Search code examples
unicodesedtext-filesnon-printing-characters

How do I get rid of this unicode character?


Any idea how to get rid of this irritating character U+0092 from a bunch of text files? I've tried all the below but it doesn't work. It's called U+0092+control from the character map

sed -i 's/\xc2\x92//' *
sed -i 's/\u0092//' *
sed -i 's///' *

Ah, I've found a way:

CHARS=$(python2 -c 'print u"\u0092".encode("utf8")')
sed 's/['"$CHARS"']//g'

But is there a direct sed method for this?


Solution

  • Try sed "s/\`//g" *. (I added the g so it will remove all the backticks it finds).

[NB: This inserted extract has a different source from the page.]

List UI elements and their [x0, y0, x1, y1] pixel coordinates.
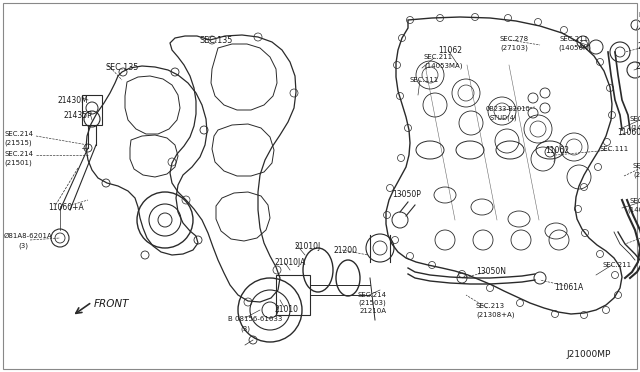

    EDIT: It's not a backtick that OP wants to remove.

    Following the solution in this question, this ought to work:

    sed 's/\xc2\x92//g'
    

    To demonstrate it does:

    $ CHARS=$(python -c 'print u"asdf\u0092asdf".encode("utf8")')
    
    $ echo $CHARS
    asdf<funny glyph symbol>asdf
    
    $ echo $CHARS | sed 's/\xc2\x92//g'
    asdfasdf
    

    Seeing as it's something you tried already, perhaps what is in your text file is not U+0092?